Sunday, May 15, 2022

Week in Review

Happy weekend everyone!  A short update this week as I'm nursing myself back to health after being sick for the week.

Performance:  Week over week -.47% compared to S&P at ~ -2.2% and NASDAQ at ~ -2.3%.  With violitlity high all last week and more headwinds coming, I cannot allocate more funds towards growth. I would love to, but I'm not ready yet. As I mentioned earlier this week, I have convinction in my picks but not in the general market at this time. 

Michael Gayed brings up a great point below. With stocks & treasuries down, where does one go for flight to safety?  Who's safe from getting crushed?  When Luna and other crypto ponzi schemes come crashing down, where will the money go?  I'm in agreement that treasuries have to pick up the slack at some point. I've been allocating a portion of the portfolio to $SCHO and moved some more last week ready to deploy into opportunities as I find them.

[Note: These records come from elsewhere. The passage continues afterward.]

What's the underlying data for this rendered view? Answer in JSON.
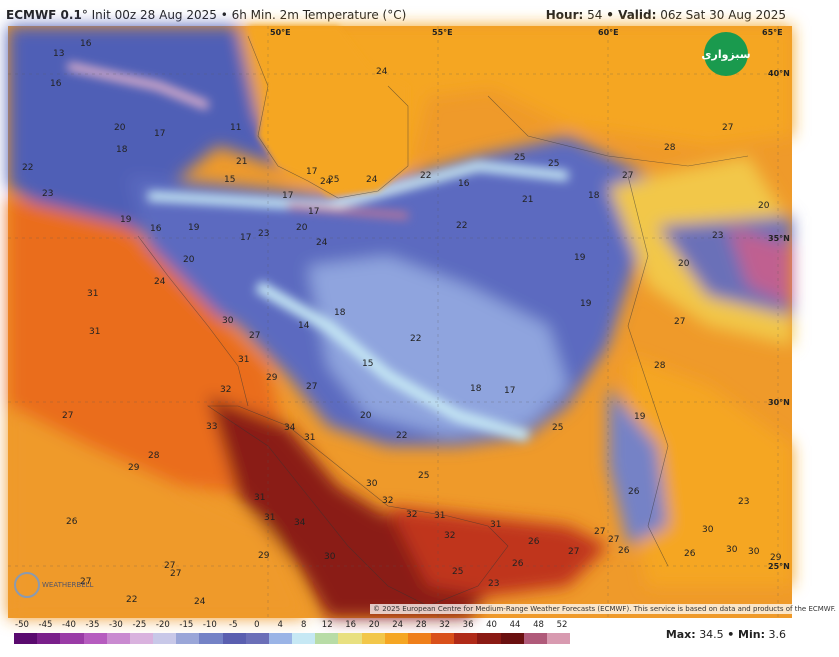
{
  "header": {
    "model": "ECMWF 0.1",
    "init": "° Init 00z 28 Aug 2025 • 6h Min. 2m Temperature (°C)",
    "hour_label": "Hour:",
    "hour_value": "54",
    "valid_label": "• Valid:",
    "valid_value": "06z Sat 30 Aug 2025"
  },
  "footer": {
    "max_label": "Max:",
    "max_value": "34.5",
    "min_label": "• Min:",
    "min_value": "3.6",
    "credit": "© 2025 European Centre for Medium-Range Weather Forecasts (ECMWF). This service is based on data and products of the ECMWF."
  },
  "colorbar": {
    "ticks": [
      "-50",
      "-45",
      "-40",
      "-35",
      "-30",
      "-25",
      "-20",
      "-15",
      "-10",
      "-5",
      "0",
      "4",
      "8",
      "12",
      "16",
      "20",
      "24",
      "28",
      "32",
      "36",
      "40",
      "44",
      "48",
      "52"
    ],
    "colors": [
      "#5a0a6e",
      "#7a1f8a",
      "#9a3ba6",
      "#b65cbf",
      "#c98ad0",
      "#d9b2de",
      "#c8c8e8",
      "#9aa6d8",
      "#7482c6",
      "#5a5fb0",
      "#6b6fb8",
      "#9ab4e6",
      "#c6e8f4",
      "#b8dca6",
      "#e8e080",
      "#f2c74a",
      "#f5a623",
      "#ef7f1a",
      "#d9501a",
      "#b02a18",
      "#8a1a14",
      "#6a1010",
      "#b05a7a",
      "#d89ab0"
    ]
  },
  "coordinates": [
    "50°E",
    "55°E",
    "60°E",
    "65°E",
    "40°N",
    "35°N",
    "30°N",
    "25°N"
  ],
  "logo_right": "سبزواری",
  "logo_left": "WEATHERBELL",
  "labels": [
    {
      "t": "13"
    },
    {
      "t": "16"
    },
    {
      "t": "16"
    },
    {
      "t": "11"
    },
    {
      "t": "24"
    },
    {
      "t": "20"
    },
    {
      "t": "17"
    },
    {
      "t": "18"
    },
    {
      "t": "21"
    },
    {
      "t": "22"
    },
    {
      "t": "15"
    },
    {
      "t": "17"
    },
    {
      "t": "24"
    },
    {
      "t": "25"
    },
    {
      "t": "24"
    },
    {
      "t": "22"
    },
    {
      "t": "16"
    },
    {
      "t": "25"
    },
    {
      "t": "25"
    },
    {
      "t": "27"
    },
    {
      "t": "28"
    },
    {
      "t": "27"
    },
    {
      "t": "23"
    },
    {
      "t": "19"
    },
    {
      "t": "16"
    },
    {
      "t": "17"
    },
    {
      "t": "17"
    },
    {
      "t": "20"
    },
    {
      "t": "23"
    },
    {
      "t": "19"
    },
    {
      "t": "21"
    },
    {
      "t": "18"
    },
    {
      "t": "20"
    },
    {
      "t": "17"
    },
    {
      "t": "22"
    },
    {
      "t": "24"
    },
    {
      "t": "24"
    },
    {
      "t": "20"
    },
    {
      "t": "31"
    },
    {
      "t": "31"
    },
    {
      "t": "30"
    },
    {
      "t": "27"
    },
    {
      "t": "14"
    },
    {
      "t": "18"
    },
    {
      "t": "22"
    },
    {
      "t": "19"
    },
    {
      "t": "19"
    },
    {
      "t": "20"
    },
    {
      "t": "23"
    },
    {
      "t": "31"
    },
    {
      "t": "15"
    },
    {
      "t": "29"
    },
    {
      "t": "32"
    },
    {
      "t": "27"
    },
    {
      "t": "18"
    },
    {
      "t": "17"
    },
    {
      "t": "28"
    },
    {
      "t": "27"
    },
    {
      "t": "33"
    },
    {
      "t": "34"
    },
    {
      "t": "31"
    },
    {
      "t": "20"
    },
    {
      "t": "22"
    },
    {
      "t": "25"
    },
    {
      "t": "19"
    },
    {
      "t": "28"
    },
    {
      "t": "27"
    },
    {
      "t": "29"
    },
    {
      "t": "30"
    },
    {
      "t": "25"
    },
    {
      "t": "26"
    },
    {
      "t": "31"
    },
    {
      "t": "31"
    },
    {
      "t": "32"
    },
    {
      "t": "32"
    },
    {
      "t": "31"
    },
    {
      "t": "23"
    },
    {
      "t": "26"
    },
    {
      "t": "34"
    },
    {
      "t": "32"
    },
    {
      "t": "31"
    },
    {
      "t": "30"
    },
    {
      "t": "29"
    },
    {
      "t": "27"
    },
    {
      "t": "27"
    },
    {
      "t": "27"
    },
    {
      "t": "25"
    },
    {
      "t": "26"
    },
    {
      "t": "26"
    },
    {
      "t": "30"
    },
    {
      "t": "30"
    },
    {
      "t": "30"
    },
    {
      "t": "29"
    },
    {
      "t": "23"
    },
    {
      "t": "27"
    },
    {
      "t": "27"
    },
    {
      "t": "27"
    },
    {
      "t": "26"
    },
    {
      "t": "26"
    },
    {
      "t": "22"
    },
    {
      "t": "24"
    }
  ]
}
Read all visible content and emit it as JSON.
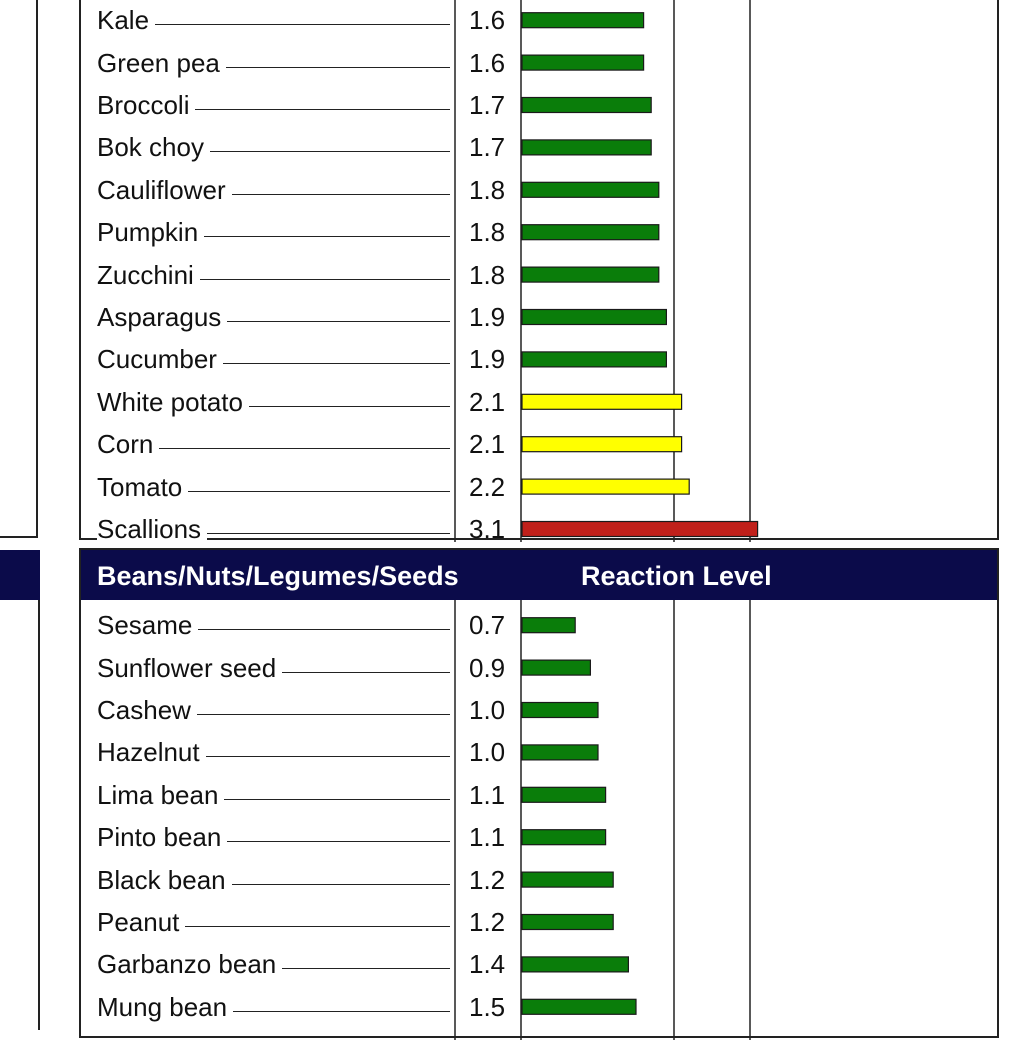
{
  "chart_data": [
    {
      "type": "bar",
      "orientation": "horizontal",
      "title": "",
      "ylabel": "",
      "xlabel": "",
      "xlim": [
        0,
        5
      ],
      "categories": [
        "Kale",
        "Green pea",
        "Broccoli",
        "Bok choy",
        "Cauliflower",
        "Pumpkin",
        "Zucchini",
        "Asparagus",
        "Cucumber",
        "White potato",
        "Corn",
        "Tomato",
        "Scallions"
      ],
      "values": [
        1.6,
        1.6,
        1.7,
        1.7,
        1.8,
        1.8,
        1.8,
        1.9,
        1.9,
        2.1,
        2.1,
        2.2,
        3.1
      ],
      "value_labels": [
        "1.6",
        "1.6",
        "1.7",
        "1.7",
        "1.8",
        "1.8",
        "1.8",
        "1.9",
        "1.9",
        "2.1",
        "2.1",
        "2.2",
        "3.1"
      ],
      "colors": [
        "#0a7d0a",
        "#0a7d0a",
        "#0a7d0a",
        "#0a7d0a",
        "#0a7d0a",
        "#0a7d0a",
        "#0a7d0a",
        "#0a7d0a",
        "#0a7d0a",
        "#ffff00",
        "#ffff00",
        "#ffff00",
        "#c0201a"
      ],
      "gridlines_at": [
        2,
        3
      ]
    },
    {
      "type": "bar",
      "orientation": "horizontal",
      "title": "",
      "header": {
        "category_label": "Beans/Nuts/Legumes/Seeds",
        "level_label": "Reaction Level"
      },
      "xlim": [
        0,
        5
      ],
      "categories": [
        "Sesame",
        "Sunflower seed",
        "Cashew",
        "Hazelnut",
        "Lima bean",
        "Pinto bean",
        "Black bean",
        "Peanut",
        "Garbanzo bean",
        "Mung bean"
      ],
      "values": [
        0.7,
        0.9,
        1.0,
        1.0,
        1.1,
        1.1,
        1.2,
        1.2,
        1.4,
        1.5
      ],
      "value_labels": [
        "0.7",
        "0.9",
        "1.0",
        "1.0",
        "1.1",
        "1.1",
        "1.2",
        "1.2",
        "1.4",
        "1.5"
      ],
      "colors": [
        "#0a7d0a",
        "#0a7d0a",
        "#0a7d0a",
        "#0a7d0a",
        "#0a7d0a",
        "#0a7d0a",
        "#0a7d0a",
        "#0a7d0a",
        "#0a7d0a",
        "#0a7d0a"
      ],
      "gridlines_at": [
        2,
        3
      ]
    }
  ],
  "colors": {
    "header_bg": "#0b0b4a",
    "header_text": "#ffffff",
    "low": "#0a7d0a",
    "moderate": "#ffff00",
    "high": "#c0201a",
    "border": "#222222"
  }
}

 Dividends:  When you can lose 2% - 3% of your portfolio any given day, sometimes income feels like a drip into a leaky bucket. Since we're going for the long-term here though, I'm comfortable the dividend growth stocks we've selected will weather the long-term fluctuations and keep adding up over time.

  • $MED - $42.64
  • $MMP - $137.99
  • $COST - $8.10
  • $MAIN - $21.72
  • $O - $28.65
  • $APPL - $11.27
Crossed over $4,500 in total dividends this week which feels great. In about 3 weeks we'll get to $5,000. 

Projected Annual Dividend Income (PADI) is ~$9.6K. Some of this is a function of some higher yield buys like $XYLD, $MMP, $ETO, $VZ, but I'm comfortable with the balance now.

Dividend Increases: Two weeks ago we received another increase in Telus, a Canadian telecom company. 

Netted $154 mainly trading $SBUX covered calls as they went downhill. Also sold $AFL and $PFE covered call expiring next week <.30 delta. I'm closing my red gap on covered call income and hope to be in the black by July. I am sitting on an $AMC $17 put that expires in July which should have room to grow. 

Sectors: I'm a little overweight on Consumer Discretionary in this enviroment. I don't consider Dollar General 'truly' discretionary if we're looking at a recessionary enviroment and while Lowes and Target may be down, these are comfortable longer term holds.

 I'm disappointed with Williams Sonoma performance. They rank very highly on my screener (23 out of 25 points), and a quick view on Stock Rover shows some great consistent performance. Sales growth, FCF, Gross Margin, Net Margin, all heading the right direction except the stock price. In a recessionary enviroment I'm sure they will not do as well, so I'll need to think about either holding or selling. It feels like the right company at the wrong time. 

Other Trading: Sold my remaining $NVDA shared Friday at a small loss. Fortunately I purchased in October, rode a wave to ~>50% increase and sold some shares at a high so was mainly playing with house money.  As a lifelong gamer I'm very familiar with $NVDA and have been using their products since early 2000's! As interest rates rise and we start seeing more crypto crashes, less drive towards crypto in flight of safety and real assets, NVDA will take a hit. Granted I think it's an awesome long term company, but I think they're still very overvalued.

Next steps: While I keep meaning to rebalance I have had very ltitle free time. If I felt the portfolio was grossly unbalanced I'd find time so for now I'm okay.